Iron Mountain (NYSE:IRM) traded in the red Tuesday after warning investors that total revenue over the next two years might be lower than expected.
Fiscal 2010 revenue growth for the Boston, Massachusetts-based company is trending towards the lower end of its earlier guidance range of $3.12 billion and $3.16 billion, a reflection of continued soft core service activity levels, the company said in a statement.
According to that guidance, revenue for the year ended Dec. 31 would be 4% to 5% higher, respectively, than fiscal 2009.
Analysts polled by Thomson Reuters are on average looking for revenue of $3.15 billion.
The company expects fiscal earnings to be in the range of $1.07 to $1.16, or 10% to 20% higher than the earlier year.
In a preliminary forecast, the information management company said it expects fiscal 2011 results to fall short of expectations, anticipating per share earnings in the range of $1.17 and $1.26, on sales of $3.2 billion and $3.27 billion.

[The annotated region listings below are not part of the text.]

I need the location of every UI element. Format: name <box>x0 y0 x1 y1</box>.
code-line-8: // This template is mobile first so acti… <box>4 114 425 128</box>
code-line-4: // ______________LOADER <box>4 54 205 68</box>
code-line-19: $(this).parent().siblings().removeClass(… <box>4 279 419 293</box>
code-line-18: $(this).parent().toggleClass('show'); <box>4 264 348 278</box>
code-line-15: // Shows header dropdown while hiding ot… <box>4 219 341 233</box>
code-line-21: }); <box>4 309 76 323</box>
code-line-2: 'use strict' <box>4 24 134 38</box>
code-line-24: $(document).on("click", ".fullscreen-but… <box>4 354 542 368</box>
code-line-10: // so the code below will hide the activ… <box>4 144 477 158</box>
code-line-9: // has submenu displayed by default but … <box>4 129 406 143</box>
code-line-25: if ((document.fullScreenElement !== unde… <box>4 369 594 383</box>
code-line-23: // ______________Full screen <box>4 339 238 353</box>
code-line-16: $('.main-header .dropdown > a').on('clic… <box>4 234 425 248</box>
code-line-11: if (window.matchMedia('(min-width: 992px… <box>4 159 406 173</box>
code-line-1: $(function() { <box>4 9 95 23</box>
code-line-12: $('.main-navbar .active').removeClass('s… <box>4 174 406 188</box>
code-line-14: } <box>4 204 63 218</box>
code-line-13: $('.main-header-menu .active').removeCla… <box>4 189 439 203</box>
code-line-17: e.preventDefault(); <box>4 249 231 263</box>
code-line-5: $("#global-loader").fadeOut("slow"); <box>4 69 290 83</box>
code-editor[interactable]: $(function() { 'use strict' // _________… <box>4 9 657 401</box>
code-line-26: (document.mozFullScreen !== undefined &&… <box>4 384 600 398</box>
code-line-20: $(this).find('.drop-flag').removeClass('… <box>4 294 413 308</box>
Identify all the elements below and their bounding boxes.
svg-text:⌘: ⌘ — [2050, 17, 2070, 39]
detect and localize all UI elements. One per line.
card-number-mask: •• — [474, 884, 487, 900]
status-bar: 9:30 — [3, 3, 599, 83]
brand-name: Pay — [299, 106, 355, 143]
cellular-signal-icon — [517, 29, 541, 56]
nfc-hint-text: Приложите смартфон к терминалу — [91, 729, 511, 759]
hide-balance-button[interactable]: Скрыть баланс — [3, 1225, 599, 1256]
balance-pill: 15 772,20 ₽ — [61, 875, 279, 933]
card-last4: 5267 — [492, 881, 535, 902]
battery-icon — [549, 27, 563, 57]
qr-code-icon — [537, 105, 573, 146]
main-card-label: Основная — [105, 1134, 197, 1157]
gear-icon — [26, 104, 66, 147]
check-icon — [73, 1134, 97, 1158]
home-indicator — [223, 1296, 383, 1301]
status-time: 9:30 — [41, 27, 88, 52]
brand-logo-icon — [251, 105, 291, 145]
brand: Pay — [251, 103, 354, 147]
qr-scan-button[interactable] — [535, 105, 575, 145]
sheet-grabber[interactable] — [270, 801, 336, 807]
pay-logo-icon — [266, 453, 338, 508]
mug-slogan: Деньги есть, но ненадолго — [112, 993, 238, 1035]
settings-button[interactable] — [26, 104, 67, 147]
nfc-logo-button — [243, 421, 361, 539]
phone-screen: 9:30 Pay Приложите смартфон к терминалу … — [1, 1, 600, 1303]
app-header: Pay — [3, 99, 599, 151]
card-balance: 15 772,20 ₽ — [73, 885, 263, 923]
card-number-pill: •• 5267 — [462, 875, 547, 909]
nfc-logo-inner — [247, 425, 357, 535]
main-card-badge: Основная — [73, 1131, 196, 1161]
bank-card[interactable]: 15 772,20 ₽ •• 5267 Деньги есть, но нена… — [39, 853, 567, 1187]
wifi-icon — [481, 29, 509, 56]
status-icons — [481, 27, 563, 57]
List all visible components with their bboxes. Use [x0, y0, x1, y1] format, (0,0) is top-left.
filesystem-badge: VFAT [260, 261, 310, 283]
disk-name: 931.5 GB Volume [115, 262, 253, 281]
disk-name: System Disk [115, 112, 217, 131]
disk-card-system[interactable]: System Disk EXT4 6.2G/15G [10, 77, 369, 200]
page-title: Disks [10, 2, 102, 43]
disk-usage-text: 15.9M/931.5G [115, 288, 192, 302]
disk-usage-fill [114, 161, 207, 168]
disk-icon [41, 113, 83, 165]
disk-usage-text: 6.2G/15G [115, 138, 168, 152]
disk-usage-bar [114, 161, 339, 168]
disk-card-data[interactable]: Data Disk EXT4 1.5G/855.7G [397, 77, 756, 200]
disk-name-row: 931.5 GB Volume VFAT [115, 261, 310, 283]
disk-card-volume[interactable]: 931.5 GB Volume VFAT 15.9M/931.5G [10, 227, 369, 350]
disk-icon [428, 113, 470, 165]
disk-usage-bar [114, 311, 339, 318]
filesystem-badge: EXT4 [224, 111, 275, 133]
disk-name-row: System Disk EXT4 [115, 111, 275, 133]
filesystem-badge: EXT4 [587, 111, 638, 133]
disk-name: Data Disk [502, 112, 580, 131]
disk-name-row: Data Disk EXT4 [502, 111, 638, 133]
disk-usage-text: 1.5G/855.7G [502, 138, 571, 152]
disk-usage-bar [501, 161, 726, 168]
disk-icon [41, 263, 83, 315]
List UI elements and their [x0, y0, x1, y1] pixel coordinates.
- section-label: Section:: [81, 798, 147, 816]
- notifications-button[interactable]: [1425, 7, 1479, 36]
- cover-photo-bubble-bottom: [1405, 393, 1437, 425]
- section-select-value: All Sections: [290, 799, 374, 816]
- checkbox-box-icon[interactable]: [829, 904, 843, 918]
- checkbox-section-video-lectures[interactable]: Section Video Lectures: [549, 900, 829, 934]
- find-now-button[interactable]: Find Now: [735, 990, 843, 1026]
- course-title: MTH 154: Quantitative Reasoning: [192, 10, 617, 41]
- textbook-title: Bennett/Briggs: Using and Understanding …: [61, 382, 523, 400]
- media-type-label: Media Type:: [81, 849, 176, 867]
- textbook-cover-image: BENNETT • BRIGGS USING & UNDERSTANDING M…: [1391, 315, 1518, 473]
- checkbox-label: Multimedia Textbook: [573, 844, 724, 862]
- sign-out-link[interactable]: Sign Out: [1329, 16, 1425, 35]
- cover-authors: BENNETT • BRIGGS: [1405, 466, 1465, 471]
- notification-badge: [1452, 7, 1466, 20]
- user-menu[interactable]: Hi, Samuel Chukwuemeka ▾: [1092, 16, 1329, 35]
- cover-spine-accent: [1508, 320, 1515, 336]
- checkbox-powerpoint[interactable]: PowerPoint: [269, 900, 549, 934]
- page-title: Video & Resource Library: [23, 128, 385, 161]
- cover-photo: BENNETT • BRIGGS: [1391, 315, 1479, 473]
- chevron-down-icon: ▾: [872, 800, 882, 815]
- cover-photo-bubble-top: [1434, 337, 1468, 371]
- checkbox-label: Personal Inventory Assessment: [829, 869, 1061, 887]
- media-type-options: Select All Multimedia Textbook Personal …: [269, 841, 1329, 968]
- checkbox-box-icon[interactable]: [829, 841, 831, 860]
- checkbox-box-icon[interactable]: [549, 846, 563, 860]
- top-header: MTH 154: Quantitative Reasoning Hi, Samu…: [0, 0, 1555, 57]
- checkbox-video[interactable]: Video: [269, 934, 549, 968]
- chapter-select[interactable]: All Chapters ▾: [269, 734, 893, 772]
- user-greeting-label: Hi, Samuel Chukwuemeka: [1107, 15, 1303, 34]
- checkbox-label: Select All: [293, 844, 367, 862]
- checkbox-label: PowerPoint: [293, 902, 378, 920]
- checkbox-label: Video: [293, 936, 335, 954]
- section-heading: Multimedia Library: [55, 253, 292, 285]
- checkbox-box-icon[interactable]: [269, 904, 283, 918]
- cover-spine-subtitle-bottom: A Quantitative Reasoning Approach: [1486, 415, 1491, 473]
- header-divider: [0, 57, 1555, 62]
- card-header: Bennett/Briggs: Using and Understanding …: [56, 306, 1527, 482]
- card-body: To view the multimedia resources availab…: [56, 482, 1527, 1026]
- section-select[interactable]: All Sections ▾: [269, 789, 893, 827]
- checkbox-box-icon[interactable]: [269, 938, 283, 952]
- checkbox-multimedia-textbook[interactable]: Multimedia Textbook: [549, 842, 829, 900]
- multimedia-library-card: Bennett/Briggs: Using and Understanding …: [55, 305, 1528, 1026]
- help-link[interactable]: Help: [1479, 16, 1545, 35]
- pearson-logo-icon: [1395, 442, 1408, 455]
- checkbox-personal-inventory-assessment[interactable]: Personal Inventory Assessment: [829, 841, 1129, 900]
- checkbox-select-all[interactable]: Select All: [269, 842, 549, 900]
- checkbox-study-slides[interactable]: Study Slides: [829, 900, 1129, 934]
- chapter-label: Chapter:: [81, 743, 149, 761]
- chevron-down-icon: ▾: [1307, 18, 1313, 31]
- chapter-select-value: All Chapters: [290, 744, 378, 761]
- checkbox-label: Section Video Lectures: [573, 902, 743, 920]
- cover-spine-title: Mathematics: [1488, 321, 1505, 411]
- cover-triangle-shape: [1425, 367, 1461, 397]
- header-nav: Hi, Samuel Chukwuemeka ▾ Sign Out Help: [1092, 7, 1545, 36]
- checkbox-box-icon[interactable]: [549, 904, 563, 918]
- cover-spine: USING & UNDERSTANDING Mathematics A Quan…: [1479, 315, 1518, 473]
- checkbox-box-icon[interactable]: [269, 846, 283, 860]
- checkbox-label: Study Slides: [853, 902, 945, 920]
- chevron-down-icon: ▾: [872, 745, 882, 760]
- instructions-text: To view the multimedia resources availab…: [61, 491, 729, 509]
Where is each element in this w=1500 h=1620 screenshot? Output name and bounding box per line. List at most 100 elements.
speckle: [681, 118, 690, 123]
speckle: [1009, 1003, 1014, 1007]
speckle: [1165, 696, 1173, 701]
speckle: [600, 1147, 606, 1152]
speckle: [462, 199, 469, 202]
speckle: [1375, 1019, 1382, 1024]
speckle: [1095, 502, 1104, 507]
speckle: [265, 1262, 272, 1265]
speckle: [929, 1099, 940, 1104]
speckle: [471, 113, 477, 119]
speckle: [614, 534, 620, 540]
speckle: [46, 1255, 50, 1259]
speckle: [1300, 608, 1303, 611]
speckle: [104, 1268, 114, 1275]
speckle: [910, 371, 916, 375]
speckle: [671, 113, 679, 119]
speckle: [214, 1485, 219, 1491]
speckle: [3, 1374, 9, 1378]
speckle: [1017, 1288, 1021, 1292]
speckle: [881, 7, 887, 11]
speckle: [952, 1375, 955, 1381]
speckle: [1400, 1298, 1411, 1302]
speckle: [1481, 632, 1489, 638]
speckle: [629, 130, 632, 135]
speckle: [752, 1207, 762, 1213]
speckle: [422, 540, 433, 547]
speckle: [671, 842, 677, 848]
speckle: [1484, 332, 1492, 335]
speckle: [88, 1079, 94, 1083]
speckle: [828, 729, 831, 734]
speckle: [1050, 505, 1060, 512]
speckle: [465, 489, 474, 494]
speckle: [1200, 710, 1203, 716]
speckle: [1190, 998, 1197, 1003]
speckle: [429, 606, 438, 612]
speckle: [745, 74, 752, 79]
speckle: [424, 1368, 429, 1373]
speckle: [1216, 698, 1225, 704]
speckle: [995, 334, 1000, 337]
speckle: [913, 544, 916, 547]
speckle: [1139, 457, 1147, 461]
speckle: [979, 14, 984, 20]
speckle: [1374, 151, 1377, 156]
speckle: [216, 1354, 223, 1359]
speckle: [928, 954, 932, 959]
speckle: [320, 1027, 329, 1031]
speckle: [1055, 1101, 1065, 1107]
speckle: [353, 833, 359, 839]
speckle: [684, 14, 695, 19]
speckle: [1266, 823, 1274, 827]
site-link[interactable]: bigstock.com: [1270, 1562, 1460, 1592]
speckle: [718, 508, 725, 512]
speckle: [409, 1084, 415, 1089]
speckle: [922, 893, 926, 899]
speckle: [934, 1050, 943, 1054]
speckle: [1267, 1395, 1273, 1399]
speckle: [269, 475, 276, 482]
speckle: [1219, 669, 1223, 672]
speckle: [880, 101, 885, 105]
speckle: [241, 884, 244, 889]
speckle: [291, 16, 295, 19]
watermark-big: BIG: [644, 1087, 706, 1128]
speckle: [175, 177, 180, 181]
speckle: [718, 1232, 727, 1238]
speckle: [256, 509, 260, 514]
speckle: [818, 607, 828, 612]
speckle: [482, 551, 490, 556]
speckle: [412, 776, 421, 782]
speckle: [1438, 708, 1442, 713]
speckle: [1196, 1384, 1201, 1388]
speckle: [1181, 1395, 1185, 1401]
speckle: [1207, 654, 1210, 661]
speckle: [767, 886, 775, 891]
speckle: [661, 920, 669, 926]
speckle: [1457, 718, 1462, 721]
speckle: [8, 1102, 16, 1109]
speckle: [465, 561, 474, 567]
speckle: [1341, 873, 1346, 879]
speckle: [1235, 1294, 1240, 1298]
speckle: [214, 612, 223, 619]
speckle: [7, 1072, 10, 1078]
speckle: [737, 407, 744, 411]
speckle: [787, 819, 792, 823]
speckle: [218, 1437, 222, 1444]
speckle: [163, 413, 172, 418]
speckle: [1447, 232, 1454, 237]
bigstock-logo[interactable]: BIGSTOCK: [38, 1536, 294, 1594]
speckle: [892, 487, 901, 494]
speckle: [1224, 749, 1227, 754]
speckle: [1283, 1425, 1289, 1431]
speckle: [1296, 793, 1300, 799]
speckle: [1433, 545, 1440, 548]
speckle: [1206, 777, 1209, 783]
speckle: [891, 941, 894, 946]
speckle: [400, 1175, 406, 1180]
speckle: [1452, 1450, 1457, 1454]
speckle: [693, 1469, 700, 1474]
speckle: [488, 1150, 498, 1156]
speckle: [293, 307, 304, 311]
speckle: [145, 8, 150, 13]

Analysts on average are anticipating $1.32 a share on revenue of $3.33 billion.
Meanwhile, the company announced Tuesday authorization by its board of directors to buy back an additional $200 million of its shares.
The authorization is in addition to the $150 million one announced earlier this year, of which $55 million remained as of Sept. 30.
The company’s chief executive Bob Brennan said the action demonstrates Iron Mountain’s “confidence in the long-term potential” of the company and its commitment to delivering “long-term value” to shareholders.
Stock will be repurchased from time to time in the open market or through negotiated transactions.
As of July 26, Iron Mountain had about 202 million shares outstanding.